My education in Spanish-made and Spanish-language films started late. It began with The Others which, for me, was one of the best horror films I had ever seen. Learning that Alejandro Amenábar, a Spaniard, directed it led me to research his name, his work and, from there, I discovered Pedro Almodóvar, an equally brilliant Spaniard, and Mexican director Guillermo del Toro.
I obsessed with their works. Del Toro’s, most especially. After ten years of devouring their films, I was introduced to the work of Oriol Paulo by way of Contratiempo.
Contratiempo translates to “setback” while contra tiempo is “against time” in English. This Spanish movie was, however, given the English title “The Invisible Guest.” While the English title gives an oblique clue about a part of the story, the original Spanish title captures the pace—the sense of urgency that pervades throughout the film—more effectively.

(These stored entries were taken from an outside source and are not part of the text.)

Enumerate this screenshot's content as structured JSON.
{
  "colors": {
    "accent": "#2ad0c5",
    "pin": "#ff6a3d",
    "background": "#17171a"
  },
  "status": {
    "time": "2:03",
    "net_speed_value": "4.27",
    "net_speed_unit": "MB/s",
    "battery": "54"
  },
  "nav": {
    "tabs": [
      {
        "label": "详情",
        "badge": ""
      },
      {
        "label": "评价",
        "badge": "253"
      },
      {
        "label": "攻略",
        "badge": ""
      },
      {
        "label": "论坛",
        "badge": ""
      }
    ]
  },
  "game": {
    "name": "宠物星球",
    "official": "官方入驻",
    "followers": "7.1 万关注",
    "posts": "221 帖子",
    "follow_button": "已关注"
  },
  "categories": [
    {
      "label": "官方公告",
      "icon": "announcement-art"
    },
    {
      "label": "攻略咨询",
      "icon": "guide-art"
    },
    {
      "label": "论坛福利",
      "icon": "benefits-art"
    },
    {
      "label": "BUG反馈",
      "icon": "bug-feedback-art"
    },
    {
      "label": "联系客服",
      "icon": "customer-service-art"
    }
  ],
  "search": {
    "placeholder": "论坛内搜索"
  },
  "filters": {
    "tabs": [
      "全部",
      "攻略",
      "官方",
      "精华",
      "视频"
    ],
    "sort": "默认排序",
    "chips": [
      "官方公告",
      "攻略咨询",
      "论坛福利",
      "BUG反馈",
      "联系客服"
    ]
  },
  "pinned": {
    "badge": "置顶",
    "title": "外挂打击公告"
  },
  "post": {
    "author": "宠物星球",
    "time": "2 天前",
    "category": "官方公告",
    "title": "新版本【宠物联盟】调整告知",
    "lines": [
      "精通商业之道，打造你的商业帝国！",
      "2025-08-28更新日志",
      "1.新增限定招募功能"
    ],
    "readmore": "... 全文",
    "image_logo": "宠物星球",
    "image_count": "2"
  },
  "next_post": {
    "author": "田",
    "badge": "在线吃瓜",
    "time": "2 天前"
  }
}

Contratiempo is told in a series of flashbacks. In the present, Adrian Doria, a successful businessman accused of murdering his mistress, photographer and artist Laura Vidal, is visited by Virginia Goodman, a defense lawyer hired by Adrian’s company lawyer. Goodman tells Adrian that the prosecution has a last-minute witness and they have to go through Adrian’s story in detail for the next three hours as he is likely to be called to testify.
Repeatedly insisting on his innocence, Adrian recounts how an unknown blackmailer instructed him and Laura to bring 100,000 euros to a hotel 200 hundred miles from the city. In a room at the hotel, an unseen assailant strikes Adrian and he passes out. When he regains consciousness, the police were banging on the door. He discovers Laura sprawled on the bathroom floor, blood oozing from her head, and the100,000 euros scattered around her. The police break the door chain, enter and Doria is arrested.
Goodman tells Adrian that with the assailant unidentified, and the impossibility of anyone entering and leaving the room unobserved, Adrian’s story sounds like make believe. She also tells him that she is convinced he is not telling her the whole truth. Scared, Adrian starts to tell Goodman events from three months earlier that led to the blackmail.
Driving home in his BMW after an out-of-town tryst, Adrian and Laura collides with another motorist. Adrian and Laura are unhurt but the driver of the other vehicle is killed. Laura convinces Adrian that they have to get rid of the body. She says she will wait in Adrian’s stalled car for help while Adrian disposes of the victim and his car.
Adrian drives the victim’s car, with the dead man in the trunk, to the lake and pushes it into the water.
Meanwhile, a stranger stops to help Laura with the stalled car. The old man offers to tow it to his house where he could fix it. Laura agrees. In the stranger’s house, Laura meets the old man’s wife who shows her a photo of their son, Daniel. Laura recognizes the dead man from the road accident. The old man comes in and tells Laura that her car is fixed. Laura departs and picks up Adrian.
The investigation of Daniel’s disappearance leads to the discovery of debris from two vehicles on the road where a witness (Daniel’s father) says he helped a woman, towed her car to his house and fixed it there. He supplies the police with the license plate of the car and the police starts investigating Adrian.
I’ll stop narrating the story at this point so I don’t spoil it for you. Contratiempo is on Netflix so consider this a recommendation.
Why? What makes Contratiempo a notch above other crime movies?
The skill with which the story was told. It’s amazing how the real story crept into the narrative. At the start when Adrian was relating the events that led to the death of Laura Vidal, one would think the film is a whodunit not too dissimilar from Agatha Christie’s And There There Were None. In truth, the death of Laura Vidal is a catalyst but not really the meat of the story.
Contratiempo is a cat-and-mouse game between a lawyer who wants to squeeze out all the details from her client and a client who is willing to divulge more details only when caught in an obvious lie. It’s brilliant how the viewer is initially made to believe that the story is all about the death of Laura Vidal only to be led to earlier events which completely changes one’s perspective with the oft-repeated cliché that what is apparent is not always what is real. But if, as Virginia Goodman keeps insisting, you focus on the details, you will realize that the lawyer-client session has, in fact, nothing to do with the death of Laura Vidal at all.
The twists and turns are aplenty although I have to admit that not all were necessary. Still and all, I love the mind games that the director of Contratiempo plays with his viewers—the kind that I so rarely come across with in Hollywood films. And it is, perhaps, for that very reason that I have started to stray more, and more often, toward foreign language films even if it means reading subtitles which divide the attention from the visuals.
Contratiempo is not the only fascinating work of Oriol Paulo. El Cuerpo (“The Body”) is also a great watch.